In pulling out of the agreement, Trump reimposed the past U.S. sanctions on Iran, while adding new ones in a “maximum pressure“ program aimed at weakening the Islamist regime in Tehran. Iran’s economy has suffered as a result, but, in defiance of the U.S. pullout, the government has resumed several aspects of its nuclear program. (Iran has always insisted its nuclear program was meant for peaceful purposes, not weapons.)

Biden has sought to reenter the nuclear agreement, but he’s refused to lift sanctions so long as Iran is out of compliance with the deal. Biden also wants Iran to commit to additional, future talks on non-nuclear issues, as well as finding a way to extend and even expand the terms of the 2015 deal.

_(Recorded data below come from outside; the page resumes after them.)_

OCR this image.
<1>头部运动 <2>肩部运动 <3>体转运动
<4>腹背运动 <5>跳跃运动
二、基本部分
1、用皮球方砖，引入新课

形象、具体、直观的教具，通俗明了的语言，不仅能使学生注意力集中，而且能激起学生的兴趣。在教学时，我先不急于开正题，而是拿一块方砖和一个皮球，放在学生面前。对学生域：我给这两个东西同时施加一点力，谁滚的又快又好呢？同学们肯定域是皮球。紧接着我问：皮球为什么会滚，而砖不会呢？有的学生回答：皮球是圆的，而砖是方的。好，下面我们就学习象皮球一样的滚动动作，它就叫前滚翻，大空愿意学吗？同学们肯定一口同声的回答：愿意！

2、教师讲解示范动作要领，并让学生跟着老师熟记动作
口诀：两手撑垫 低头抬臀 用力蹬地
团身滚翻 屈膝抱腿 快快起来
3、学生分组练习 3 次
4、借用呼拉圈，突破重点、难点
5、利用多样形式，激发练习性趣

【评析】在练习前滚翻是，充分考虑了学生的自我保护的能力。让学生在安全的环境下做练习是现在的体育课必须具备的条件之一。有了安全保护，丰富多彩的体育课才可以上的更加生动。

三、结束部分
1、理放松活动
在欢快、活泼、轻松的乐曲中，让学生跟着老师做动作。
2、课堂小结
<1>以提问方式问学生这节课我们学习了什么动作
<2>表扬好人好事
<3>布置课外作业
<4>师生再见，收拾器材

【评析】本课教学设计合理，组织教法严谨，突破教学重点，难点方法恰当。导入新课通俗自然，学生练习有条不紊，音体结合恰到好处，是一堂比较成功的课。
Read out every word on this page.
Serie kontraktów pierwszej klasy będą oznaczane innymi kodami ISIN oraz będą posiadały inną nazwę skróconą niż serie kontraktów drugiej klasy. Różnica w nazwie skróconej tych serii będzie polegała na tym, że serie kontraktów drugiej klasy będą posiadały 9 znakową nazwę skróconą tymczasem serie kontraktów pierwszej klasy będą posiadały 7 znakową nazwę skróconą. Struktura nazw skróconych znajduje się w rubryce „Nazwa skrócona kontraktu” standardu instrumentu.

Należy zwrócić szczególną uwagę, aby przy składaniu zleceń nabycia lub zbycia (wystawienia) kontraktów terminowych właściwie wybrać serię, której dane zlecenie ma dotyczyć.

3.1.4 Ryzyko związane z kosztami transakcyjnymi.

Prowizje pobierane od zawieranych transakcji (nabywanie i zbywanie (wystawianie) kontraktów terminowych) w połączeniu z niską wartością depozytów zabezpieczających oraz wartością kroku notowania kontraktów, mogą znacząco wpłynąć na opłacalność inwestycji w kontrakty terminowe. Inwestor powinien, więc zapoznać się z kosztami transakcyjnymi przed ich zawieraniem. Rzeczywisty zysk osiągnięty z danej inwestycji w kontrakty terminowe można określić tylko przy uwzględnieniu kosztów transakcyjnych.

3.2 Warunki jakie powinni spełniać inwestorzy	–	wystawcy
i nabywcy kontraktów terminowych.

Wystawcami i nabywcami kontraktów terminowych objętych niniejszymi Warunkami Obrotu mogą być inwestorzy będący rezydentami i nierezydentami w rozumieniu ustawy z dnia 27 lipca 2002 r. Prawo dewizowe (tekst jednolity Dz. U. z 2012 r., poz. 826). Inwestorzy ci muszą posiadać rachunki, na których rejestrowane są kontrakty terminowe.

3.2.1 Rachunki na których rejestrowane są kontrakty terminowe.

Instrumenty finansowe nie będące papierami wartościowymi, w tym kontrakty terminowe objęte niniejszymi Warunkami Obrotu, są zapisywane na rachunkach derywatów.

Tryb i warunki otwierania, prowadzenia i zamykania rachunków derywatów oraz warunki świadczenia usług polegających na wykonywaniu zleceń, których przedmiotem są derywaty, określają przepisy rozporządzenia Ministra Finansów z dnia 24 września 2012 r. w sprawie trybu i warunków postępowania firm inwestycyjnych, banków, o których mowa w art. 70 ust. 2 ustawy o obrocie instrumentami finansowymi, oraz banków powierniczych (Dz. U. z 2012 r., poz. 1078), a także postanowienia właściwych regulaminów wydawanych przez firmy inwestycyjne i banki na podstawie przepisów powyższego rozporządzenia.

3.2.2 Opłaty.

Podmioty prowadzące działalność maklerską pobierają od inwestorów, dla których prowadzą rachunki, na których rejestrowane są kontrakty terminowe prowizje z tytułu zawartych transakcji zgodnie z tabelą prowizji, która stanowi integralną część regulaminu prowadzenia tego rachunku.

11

The U.S. official argued that since Trump abandoned the agreement in 2018 and heaped on sanctions, Iran’s behavior has not improved. Tehran is still sponsoring militias in the Middle East that have attacked U.S. troops, including by using drones. It has not eased its repressive policies toward its people. Iran even eyed a plot to assassinate the then-U.S. ambassador to South Africa, Lana Marks, as potential retaliation for Trump‘s decision to kill a top Iranian general.

The latest allegations involving Alinejad suggest that walking away from the agreement and putting “maximum pressure” on Iran didn’t do much to change Tehran’s calculus, the U.S. official said.

“The simple fact is that since the U.S. withdrew from the [deal], none of our problems with Iran have gotten better — including the kind of despicable plot the Department of Justice laid out yesterday,” the U.S. official said. “Most of our problems with Iran have gotten worse, starting with the now unconstrained advances in their nuclear program.”

Critics of the nuclear deal say that, if revived, it will economically strengthen Iran, including by giving it access to tens of billions of dollars in frozen assets. Once the main terms of the deal expire in the coming years, Iran will be able to wreak damage in the Middle East and beyond from a stronger financial position, the critics allege.

“Let the latest indictment be a warning,” said Behnam Ben Taleblu, a senior fellow with the hawkish Foundation for Defense of Democracies, which has long opposed the deal. “Now is certainly no time to be talking about removing terror sanctions or any other sanctions frankly, from the world's foremost state sponsor of terrorism.”

Andrew Desiderio contributed to this report.